UKIP leader Paul Nuttall’s loss to a decrepit Labour Party in the Stoke Central by-election last month merely confirmed what has long been evident: UKIP is a fading political force.
It’s now clear that the vote to leave the EU last June – a vote, in effect, for UK independence – did not equate to any increase in public enthusiasm for the actual, self-titled UK Independence Party. Polls suggest that UKIP’s support is at best flatlining at about 13 per cent, which is about the same as it was two years ago, when it picked up nearly four million votes, but just one seat, at the General Election.
Donation levels tell a similar story. Between October and December last year, a period during which the vote to leave the EU was being publicly challenged by politicians, business people and much of the media, you might have expected quite a few Leavers to put their money where UKIP’s mouth is. After all, it is seen, by commissioning editors at least, as the most vocal defender of the Brexit vote, the most strident opponent of the EU, the most striking coalescence of anti-establishment sentiment. Yet, while the Tories raked in £3.5million, and the Lib Dems and Labour a couple of million each, UKIP pulled in a paltry £33,228. That’s just £3,000 more than the mighty Women’s Equality Party, and less than both the irrelevant Green Party (£46,228) and Co-operative Party (£39,750). Although donations partly reflect the affluence of parties’ respective support bases, UKIP’s poverty still tells us something significant: the 17.4million who voted to leave the EU last June are clearly not rallying behind UKIP, even when the vote to leave is being challenged by a still ruling elite.
UKIP’s leading figures know this: they know they are not a coming force; they know that the Brexit vote has not translated into any upsurge in support for their party. The party’s a ‘mess’ said Nuttall at the weekend. Hence the near constant infighting, leadership churn and perpetual thrashing around for a future direction, a programme, even a new organisational form. Ex-leader and would-be knight Nigel Farage wants it to adopt a more radical anti-immigrant platform; his nemesis and sole UKIP MP, former and future Tory Douglas Carswell, wants a softer, more immigrant-friendly UKIP. And UKIP’s financial raison d’être Arron Banks is contemplating turning UKIP into some sort of Anglified Five Star Movement, complete with a new set of pick’n'mix policies, from the renationalisation of certain public utilities to the abolition of the House of Lords. This is not a party building on a success – it’s a party disintegrating in the midst of failure.

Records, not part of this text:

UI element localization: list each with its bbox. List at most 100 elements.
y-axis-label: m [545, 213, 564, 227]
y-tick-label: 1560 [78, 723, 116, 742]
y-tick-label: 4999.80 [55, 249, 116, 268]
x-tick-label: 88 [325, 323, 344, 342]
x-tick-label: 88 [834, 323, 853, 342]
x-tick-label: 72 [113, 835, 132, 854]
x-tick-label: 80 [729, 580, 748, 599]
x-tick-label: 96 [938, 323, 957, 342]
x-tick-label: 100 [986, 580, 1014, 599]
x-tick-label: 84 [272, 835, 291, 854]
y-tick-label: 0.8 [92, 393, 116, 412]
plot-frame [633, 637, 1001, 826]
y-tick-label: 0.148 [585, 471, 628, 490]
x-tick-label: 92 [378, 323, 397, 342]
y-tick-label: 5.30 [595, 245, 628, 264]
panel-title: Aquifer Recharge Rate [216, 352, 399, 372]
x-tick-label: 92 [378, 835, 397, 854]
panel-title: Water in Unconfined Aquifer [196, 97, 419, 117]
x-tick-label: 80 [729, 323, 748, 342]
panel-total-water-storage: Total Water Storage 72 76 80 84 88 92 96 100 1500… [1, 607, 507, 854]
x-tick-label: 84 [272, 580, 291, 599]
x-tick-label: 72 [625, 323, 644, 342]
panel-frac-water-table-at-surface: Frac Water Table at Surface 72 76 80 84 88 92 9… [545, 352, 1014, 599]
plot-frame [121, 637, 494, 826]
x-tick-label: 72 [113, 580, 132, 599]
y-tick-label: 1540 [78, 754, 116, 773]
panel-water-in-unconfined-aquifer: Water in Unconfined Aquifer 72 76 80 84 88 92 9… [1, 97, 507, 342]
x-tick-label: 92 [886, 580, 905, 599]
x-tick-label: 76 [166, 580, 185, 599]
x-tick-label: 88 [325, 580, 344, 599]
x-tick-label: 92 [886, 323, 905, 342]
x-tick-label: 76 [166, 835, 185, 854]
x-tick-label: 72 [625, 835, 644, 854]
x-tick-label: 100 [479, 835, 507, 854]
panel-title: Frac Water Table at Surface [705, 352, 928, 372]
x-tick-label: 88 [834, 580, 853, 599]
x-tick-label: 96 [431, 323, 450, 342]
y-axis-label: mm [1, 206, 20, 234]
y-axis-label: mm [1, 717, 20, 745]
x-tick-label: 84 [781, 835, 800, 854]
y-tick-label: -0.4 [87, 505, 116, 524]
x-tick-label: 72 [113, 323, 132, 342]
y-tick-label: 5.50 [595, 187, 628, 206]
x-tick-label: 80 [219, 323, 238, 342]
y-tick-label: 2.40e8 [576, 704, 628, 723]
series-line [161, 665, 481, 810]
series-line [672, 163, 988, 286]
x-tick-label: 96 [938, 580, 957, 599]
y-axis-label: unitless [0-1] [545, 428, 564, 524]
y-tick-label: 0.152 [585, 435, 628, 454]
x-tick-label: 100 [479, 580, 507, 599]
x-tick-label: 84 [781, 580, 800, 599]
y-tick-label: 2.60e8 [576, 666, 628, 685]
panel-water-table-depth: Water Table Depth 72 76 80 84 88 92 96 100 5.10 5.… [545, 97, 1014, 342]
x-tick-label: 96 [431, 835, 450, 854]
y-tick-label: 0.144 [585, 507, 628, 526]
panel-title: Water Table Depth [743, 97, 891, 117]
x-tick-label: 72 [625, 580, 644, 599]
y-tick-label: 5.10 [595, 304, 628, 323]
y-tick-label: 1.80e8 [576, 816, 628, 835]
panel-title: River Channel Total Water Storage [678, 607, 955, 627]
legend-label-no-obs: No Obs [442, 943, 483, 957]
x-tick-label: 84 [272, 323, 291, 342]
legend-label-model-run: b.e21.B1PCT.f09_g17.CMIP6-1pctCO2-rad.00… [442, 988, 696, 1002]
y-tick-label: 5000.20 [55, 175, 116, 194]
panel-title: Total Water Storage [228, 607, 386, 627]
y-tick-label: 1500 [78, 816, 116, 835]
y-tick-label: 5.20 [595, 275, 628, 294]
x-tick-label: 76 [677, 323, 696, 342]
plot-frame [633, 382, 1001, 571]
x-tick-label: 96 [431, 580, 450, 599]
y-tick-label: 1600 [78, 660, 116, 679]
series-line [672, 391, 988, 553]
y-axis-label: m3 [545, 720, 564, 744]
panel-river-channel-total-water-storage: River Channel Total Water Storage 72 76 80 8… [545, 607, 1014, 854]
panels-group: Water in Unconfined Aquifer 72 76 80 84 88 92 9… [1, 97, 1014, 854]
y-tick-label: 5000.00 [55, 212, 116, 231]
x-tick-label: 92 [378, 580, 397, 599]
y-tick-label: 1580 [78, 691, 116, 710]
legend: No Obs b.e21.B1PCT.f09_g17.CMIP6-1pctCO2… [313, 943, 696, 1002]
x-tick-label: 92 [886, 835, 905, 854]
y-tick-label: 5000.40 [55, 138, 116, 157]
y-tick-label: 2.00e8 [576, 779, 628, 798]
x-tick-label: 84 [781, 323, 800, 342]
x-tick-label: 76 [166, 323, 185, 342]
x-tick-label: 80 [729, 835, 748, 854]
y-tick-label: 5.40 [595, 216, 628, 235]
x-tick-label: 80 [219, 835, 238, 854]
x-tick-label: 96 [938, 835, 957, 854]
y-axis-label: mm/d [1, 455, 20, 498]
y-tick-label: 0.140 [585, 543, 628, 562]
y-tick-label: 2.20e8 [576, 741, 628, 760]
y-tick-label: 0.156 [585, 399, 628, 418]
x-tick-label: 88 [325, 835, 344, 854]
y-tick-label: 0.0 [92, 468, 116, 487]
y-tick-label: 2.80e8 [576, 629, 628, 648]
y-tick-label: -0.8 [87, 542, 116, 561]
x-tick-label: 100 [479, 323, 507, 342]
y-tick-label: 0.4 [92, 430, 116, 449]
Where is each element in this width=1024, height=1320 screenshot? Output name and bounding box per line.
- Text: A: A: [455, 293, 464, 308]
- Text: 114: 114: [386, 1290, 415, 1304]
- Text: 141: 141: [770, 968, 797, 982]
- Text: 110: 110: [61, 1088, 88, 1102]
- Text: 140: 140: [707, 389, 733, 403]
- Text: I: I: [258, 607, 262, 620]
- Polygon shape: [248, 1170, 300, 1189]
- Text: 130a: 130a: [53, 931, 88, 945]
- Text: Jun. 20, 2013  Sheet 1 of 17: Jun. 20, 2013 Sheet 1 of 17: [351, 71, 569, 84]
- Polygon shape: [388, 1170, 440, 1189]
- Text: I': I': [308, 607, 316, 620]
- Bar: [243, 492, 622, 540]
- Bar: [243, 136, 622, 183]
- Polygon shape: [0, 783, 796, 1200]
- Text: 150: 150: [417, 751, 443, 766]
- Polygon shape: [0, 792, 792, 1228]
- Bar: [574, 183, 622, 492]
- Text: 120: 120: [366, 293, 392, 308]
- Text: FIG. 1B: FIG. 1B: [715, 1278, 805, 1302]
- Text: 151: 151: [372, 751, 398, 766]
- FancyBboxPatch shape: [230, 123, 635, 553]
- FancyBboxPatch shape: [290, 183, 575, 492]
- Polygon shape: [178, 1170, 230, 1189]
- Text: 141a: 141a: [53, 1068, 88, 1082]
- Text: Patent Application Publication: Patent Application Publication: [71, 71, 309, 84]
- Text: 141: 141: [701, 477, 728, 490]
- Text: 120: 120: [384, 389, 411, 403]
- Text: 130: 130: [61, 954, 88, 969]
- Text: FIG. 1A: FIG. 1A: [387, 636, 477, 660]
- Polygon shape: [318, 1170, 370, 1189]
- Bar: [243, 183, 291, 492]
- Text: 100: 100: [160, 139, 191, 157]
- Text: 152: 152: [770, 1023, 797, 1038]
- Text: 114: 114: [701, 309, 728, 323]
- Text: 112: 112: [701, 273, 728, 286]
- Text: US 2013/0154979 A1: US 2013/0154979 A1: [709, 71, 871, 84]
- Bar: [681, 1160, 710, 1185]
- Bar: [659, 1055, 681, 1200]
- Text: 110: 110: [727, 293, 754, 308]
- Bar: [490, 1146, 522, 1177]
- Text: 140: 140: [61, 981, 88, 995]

Not that you would necessarily know this given the focus on UKIP in much of the media and among the political class. They portray UKIP as a still significant force, a dangerous enemy to be combatted, an electoral phenomenon to be defeated. Why is this happening? Why is UKIP, which is clearly a party in disarray, indeed a party in little but name only given its internal dysfunction, being treated as something more important and meaningful than it now is? Because UKIP serves a function for those opposed to Brexit: it functions as the official voice of Brexit. Not because it is, but because they want it to be. They want UKIP, in all its purple-hued incompetence, to be their opponent, the Brexit they can beat, caricature, mock. So to unmask UKIP’s ‘ugly agenda’, to condemn it to the fringes of political life, is a means, at some level, to defeat Brexit, to delegitimise and demonise Leave voters, and to shore up the political establishment.